Ghost in the machine: the deep features of Yanming Guo
In the 1960s at MIT, cognitive scientist Marvin Minsky told a couple of graduate students to program a computer to perform the simple task of recognising objects in pictures, thinking it would be a nice summer project. Scientists from Leiden and the rest of the world are still working on it today.
More than colours and shapes
'To truly understand what's in a photograph', says Leiden PhD student Yanming Guo, 'neural networks need to see more than colours and shapes. They must understand the image, to see depth, scale and context. The first step toward that goal is to develop powerful image features.'
Guo is using deep convolutional and recurrent neural networks with sets of massive images in large-scale datasets, teaching them how to develop those powerful features - to learn how to identify the most basal and deepest features of images, as a first step toward deeper understanding. The algorithms that he has written give computers the power to understand visual input like never before.
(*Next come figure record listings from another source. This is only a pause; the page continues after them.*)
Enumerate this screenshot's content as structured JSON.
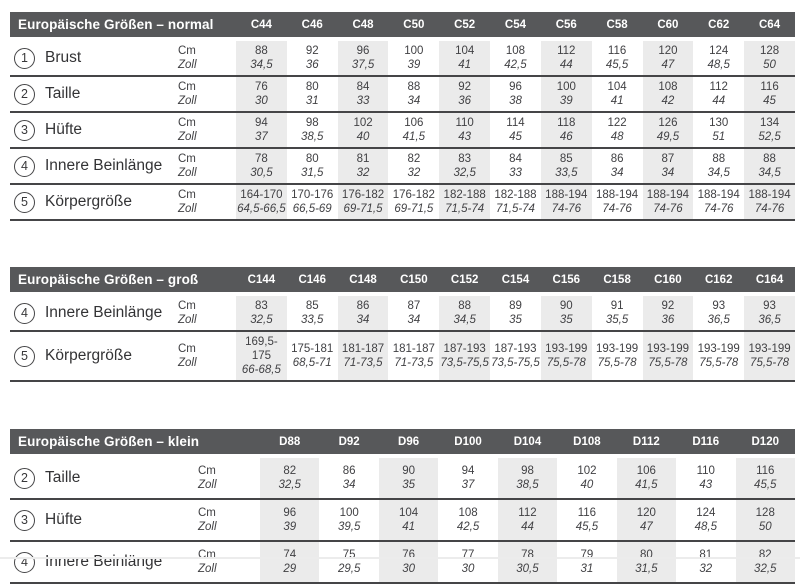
{
  "colors": {
    "header_bar": "#57585a",
    "header_text": "#ffffff",
    "stripe": "#ebebeb",
    "rule": "#454547",
    "body_text": "#414144"
  },
  "units": {
    "cm": "Cm",
    "zoll": "Zoll"
  },
  "tables": [
    {
      "id": "normal",
      "title": "Europäische Größen – normal",
      "columns": [
        "C44",
        "C46",
        "C48",
        "C50",
        "C52",
        "C54",
        "C56",
        "C58",
        "C60",
        "C62",
        "C64"
      ],
      "rows": [
        {
          "num": "1",
          "label": "Brust",
          "cm": [
            "88",
            "92",
            "96",
            "100",
            "104",
            "108",
            "112",
            "116",
            "120",
            "124",
            "128"
          ],
          "zoll": [
            "34,5",
            "36",
            "37,5",
            "39",
            "41",
            "42,5",
            "44",
            "45,5",
            "47",
            "48,5",
            "50"
          ]
        },
        {
          "num": "2",
          "label": "Taille",
          "cm": [
            "76",
            "80",
            "84",
            "88",
            "92",
            "96",
            "100",
            "104",
            "108",
            "112",
            "116"
          ],
          "zoll": [
            "30",
            "31",
            "33",
            "34",
            "36",
            "38",
            "39",
            "41",
            "42",
            "44",
            "45"
          ]
        },
        {
          "num": "3",
          "label": "Hüfte",
          "cm": [
            "94",
            "98",
            "102",
            "106",
            "110",
            "114",
            "118",
            "122",
            "126",
            "130",
            "134"
          ],
          "zoll": [
            "37",
            "38,5",
            "40",
            "41,5",
            "43",
            "45",
            "46",
            "48",
            "49,5",
            "51",
            "52,5"
          ]
        },
        {
          "num": "4",
          "label": "Innere Beinlänge",
          "cm": [
            "78",
            "80",
            "81",
            "82",
            "83",
            "84",
            "85",
            "86",
            "87",
            "88",
            "88"
          ],
          "zoll": [
            "30,5",
            "31,5",
            "32",
            "32",
            "32,5",
            "33",
            "33,5",
            "34",
            "34",
            "34,5",
            "34,5"
          ]
        },
        {
          "num": "5",
          "label": "Körpergröße",
          "cm": [
            "164-170",
            "170-176",
            "176-182",
            "176-182",
            "182-188",
            "182-188",
            "188-194",
            "188-194",
            "188-194",
            "188-194",
            "188-194"
          ],
          "zoll": [
            "64,5-66,5",
            "66,5-69",
            "69-71,5",
            "69-71,5",
            "71,5-74",
            "71,5-74",
            "74-76",
            "74-76",
            "74-76",
            "74-76",
            "74-76"
          ]
        }
      ]
    },
    {
      "id": "gross",
      "title": "Europäische Größen – groß",
      "columns": [
        "C144",
        "C146",
        "C148",
        "C150",
        "C152",
        "C154",
        "C156",
        "C158",
        "C160",
        "C162",
        "C164"
      ],
      "rows": [
        {
          "num": "4",
          "label": "Innere Beinlänge",
          "cm": [
            "83",
            "85",
            "86",
            "87",
            "88",
            "89",
            "90",
            "91",
            "92",
            "93",
            "93"
          ],
          "zoll": [
            "32,5",
            "33,5",
            "34",
            "34",
            "34,5",
            "35",
            "35",
            "35,5",
            "36",
            "36,5",
            "36,5"
          ]
        },
        {
          "num": "5",
          "label": "Körpergröße",
          "cm": [
            "169,5-175",
            "175-181",
            "181-187",
            "181-187",
            "187-193",
            "187-193",
            "193-199",
            "193-199",
            "193-199",
            "193-199",
            "193-199"
          ],
          "zoll": [
            "66-68,5",
            "68,5-71",
            "71-73,5",
            "71-73,5",
            "73,5-75,5",
            "73,5-75,5",
            "75,5-78",
            "75,5-78",
            "75,5-78",
            "75,5-78",
            "75,5-78"
          ]
        }
      ]
    },
    {
      "id": "klein",
      "title": "Europäische Größen – klein",
      "columns": [
        "D88",
        "D92",
        "D96",
        "D100",
        "D104",
        "D108",
        "D112",
        "D116",
        "D120"
      ],
      "rows": [
        {
          "num": "2",
          "label": "Taille",
          "cm": [
            "82",
            "86",
            "90",
            "94",
            "98",
            "102",
            "106",
            "110",
            "116"
          ],
          "zoll": [
            "32,5",
            "34",
            "35",
            "37",
            "38,5",
            "40",
            "41,5",
            "43",
            "45,5"
          ]
        },
        {
          "num": "3",
          "label": "Hüfte",
          "cm": [
            "96",
            "100",
            "104",
            "108",
            "112",
            "116",
            "120",
            "124",
            "128"
          ],
          "zoll": [
            "39",
            "39,5",
            "41",
            "42,5",
            "44",
            "45,5",
            "47",
            "48,5",
            "50"
          ]
        },
        {
          "num": "4",
          "label": "Innere Beinlänge",
          "cm": [
            "74",
            "75",
            "76",
            "77",
            "78",
            "79",
            "80",
            "81",
            "82"
          ],
          "zoll": [
            "29",
            "29,5",
            "30",
            "30",
            "30,5",
            "31",
            "31,5",
            "32",
            "32,5"
          ]
        }
      ]
    }
  ]
}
Guo uses what is known as deep learning. Computers are given no specific instructions as to how to learn about what they're seeing and no pixel-for-pixel explanation of what they're doing. Instead, they are made to understand sets of algorithms and patterns that enable them to analyse the data they works on, to gain a deeper understanding.
The information is stored in deep neural networks, computing systems that work in a way not dissimilar to human brains. These networks compare whatever they're looking at to everything else they've seen and know. 'They change, adapting to the data they're fed, changing from an initial general state to a specialised state that is focused on the type of data it is exposed to,' explains Guo.
'For my doctoral research, I have done three things', says Guo. 'First and most fundamentally, I have defined new rules to extract those powerful features, using otherwise traditional ways to extract them. Second, I have created a hierarchy of specificity -for instance progressing from “animal” to “dog” to “golden retriever” - in order to create an understanding of the entire image. Finally, I have used cross-model synthesis to translate the data in the computer into something we can understand - words and sentences, with grammar and syntax.'
This is where Guo unites the science of visual recognition with that of the human language, using deep learning to teach computers to speak English. The computer associates a shape it sees with the label 'dog', it identifies the background as 'grass', and it associates what is in the dog's mouth as 'frisbee'. Now, it needs to tell us that, and as clearly as it can. Because of Yanming Guo's work, a computer can now describe this 'dog, grass, frisbee' as 'a dog is standing in the grass with a frisbee', proving that it is doing far more than guessing at shapes.
Not another brick in the wall
Guo has written algorithms to extract deep features, to build hierarchies, and to translate the information into complex language. His thesis seems an exception to the 'brick in the wall' school of publishing. Rather than contributing a small set of conclusions to the great edifice of his field, he has taken on a broad set of tasks, improving and innovating within all of them.
Computers beat us at calculus a long time ago; by now they've beaten us at chess, the ancient game of Go, and they may even be better drivers than us. 'Neural networks are now even better at recognising human faces than we are', says Guo.